After that and plugging it into the robot, it still will not move. It just stands still. I'm thinking that the program gets stuck in this part. Reading every if loop and else if loop and looping around and around, trying to check for any changes, and the servo command is being ignored.

void turnr() 
{
  ls.write(lf);
    for(int i = 0; i<2; i++)
    {
      rs.writeMicroseconds(2000);
      i++;
    }
    ls.write(lf);
    rs.write(rf);
}

What's the for loop for? (why the double increment too?)
Are you worried "rs" will forget what you told it first time through?

AWOL:
What's the for loop for? (why the double increment too?)
Are you worried "rs" will forget what you told it first time through?

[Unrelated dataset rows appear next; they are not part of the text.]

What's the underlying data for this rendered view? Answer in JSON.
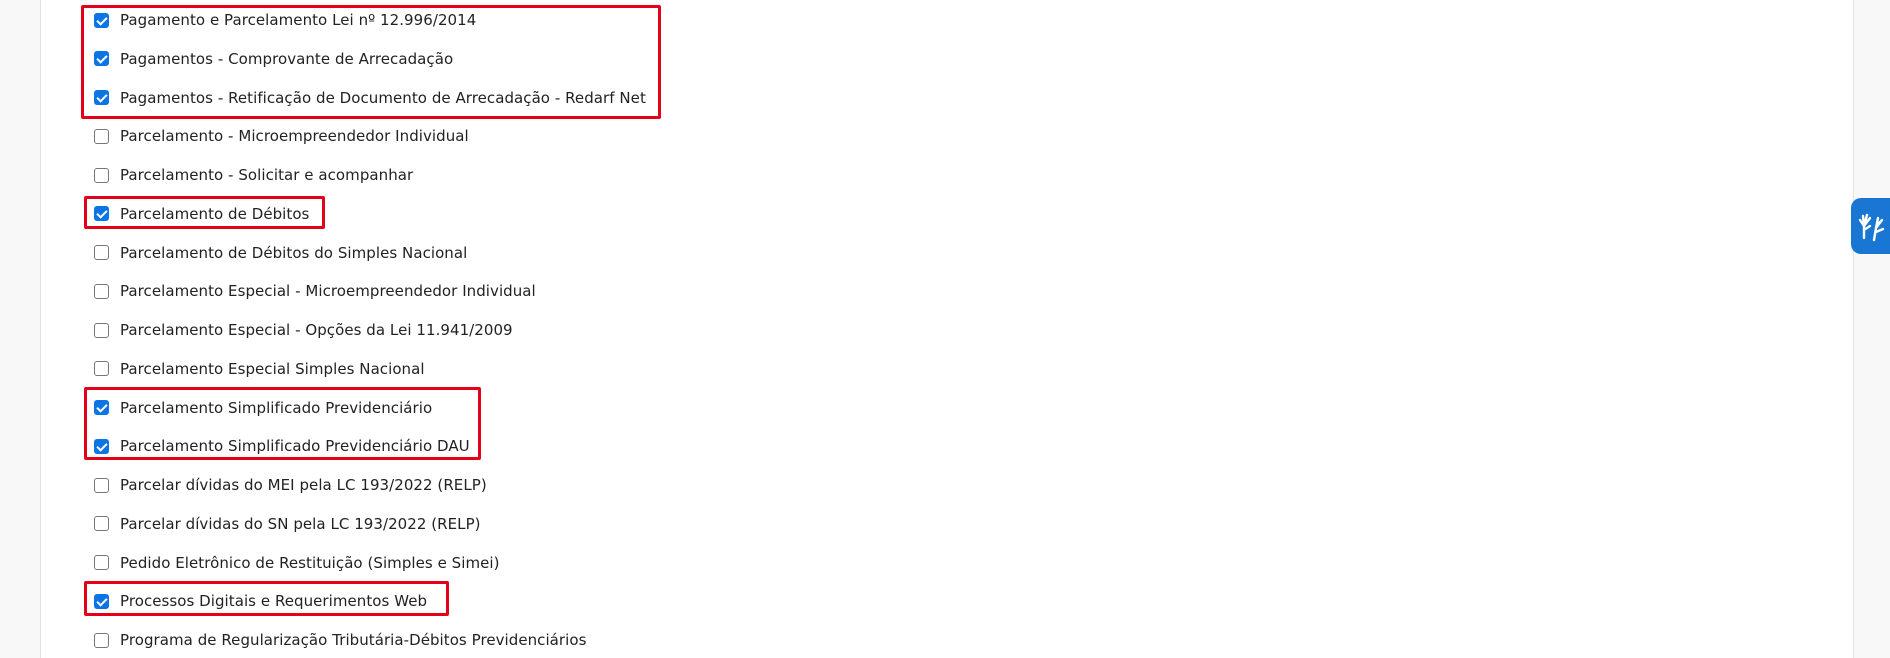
{
  "services": [
    {
      "label": "Pagamento e Parcelamento Lei nº 12.996/2014",
      "checked": true
    },
    {
      "label": "Pagamentos - Comprovante de Arrecadação",
      "checked": true
    },
    {
      "label": "Pagamentos - Retificação de Documento de Arrecadação - Redarf Net",
      "checked": true
    },
    {
      "label": "Parcelamento - Microempreendedor Individual",
      "checked": false
    },
    {
      "label": "Parcelamento - Solicitar e acompanhar",
      "checked": false
    },
    {
      "label": "Parcelamento de Débitos",
      "checked": true
    },
    {
      "label": "Parcelamento de Débitos do Simples Nacional",
      "checked": false
    },
    {
      "label": "Parcelamento Especial - Microempreendedor Individual",
      "checked": false
    },
    {
      "label": "Parcelamento Especial - Opções da Lei 11.941/2009",
      "checked": false
    },
    {
      "label": "Parcelamento Especial Simples Nacional",
      "checked": false
    },
    {
      "label": "Parcelamento Simplificado Previdenciário",
      "checked": true
    },
    {
      "label": "Parcelamento Simplificado Previdenciário DAU",
      "checked": true
    },
    {
      "label": "Parcelar dívidas do MEI pela LC 193/2022 (RELP)",
      "checked": false
    },
    {
      "label": "Parcelar dívidas do SN pela LC 193/2022 (RELP)",
      "checked": false
    },
    {
      "label": "Pedido Eletrônico de Restituição (Simples e Simei)",
      "checked": false
    },
    {
      "label": "Processos Digitais e Requerimentos Web",
      "checked": true
    },
    {
      "label": "Programa de Regularização Tributária-Débitos Previdenciários",
      "checked": false
    }
  ],
  "colors": {
    "checkbox_checked": "#0b75e6",
    "highlight": "#e3001b",
    "accessibility_widget": "#1976d2"
  },
  "accessibility_widget": {
    "icon": "sign-language-hands-icon"
  }
}
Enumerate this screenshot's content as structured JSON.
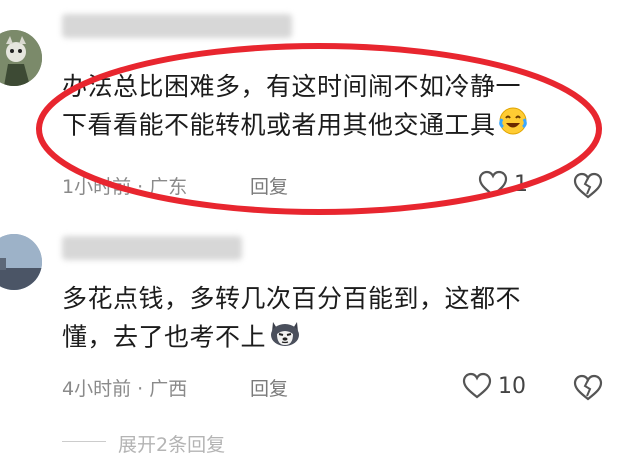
{
  "comments": [
    {
      "text_line1": "办法总比困难多，有这时间闹不如冷静一",
      "text_line2": "下看看能不能转机或者用其他交通工具",
      "time_location": "1小时前 · 广东",
      "reply_label": "回复",
      "like_count": "1",
      "emoji": "crying-laughing-emoji"
    },
    {
      "text_line1": "多花点钱，多转几次百分百能到，这都不",
      "text_line2": "懂，去了也考不上",
      "time_location": "4小时前 · 广西",
      "reply_label": "回复",
      "like_count": "10",
      "emoji": "husky-dog-emoji"
    }
  ],
  "expand_label": "展开2条回复",
  "colors": {
    "highlight_circle": "#e8262f",
    "meta_text": "#8a8a8a"
  }
}
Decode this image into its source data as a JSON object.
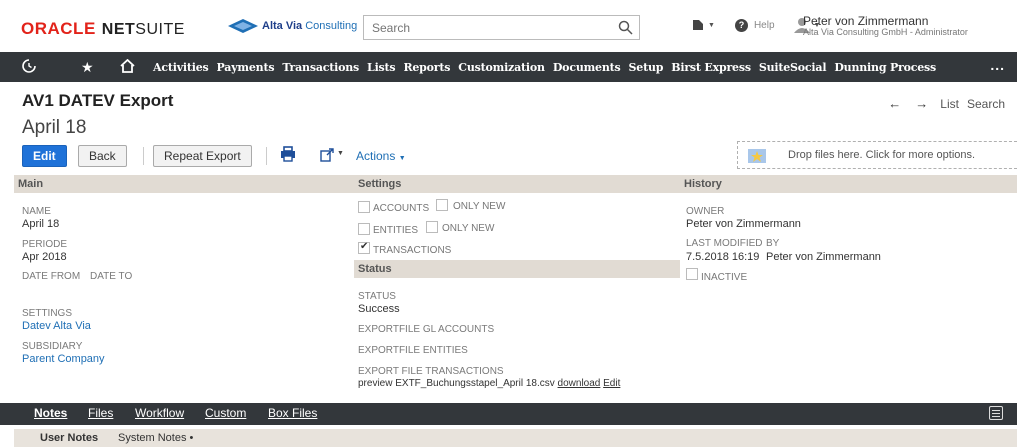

That for loop works to turn the right servo 2 times backwards for that certain degree, ratio, whatever. The left servo is just moving straight, and the right servo works together to turn it to the right. I thought it was necessary to set a certain amount of rotations since one rotation will not be enough for the servo.

That for loop works

I very much doubt it.
Have you tested it in isolation?

AWOL:
Have you tested it in isolation?

Yep, just did right now, it doesn't work.
Ok, back to the drawing board :smiley:

Here's a different approach:

rservo.writeMicroseconds(1000);
  lservo.writeMicroseconds(2000);
  delay(3000);
  rservo.writeMicroseconds(1000);
  lservo.writeMicroseconds(1500);
  delay(1200);
  rservo.writeMicroseconds(1000);
  lservo.writeMicroseconds(2000);
  delay(3000);
  rservo.writeMicroseconds(1500);
  lservo.writeMicroseconds(2000);
  delay(1200);

Just simply that.

A Servo write happens very quickly - probably quicker than even the shortest servo control pulse, certainly quicker than the 20ms servo frame time, so doing two back-to-back, and then writing a different value isn't even going to be seen by the servo.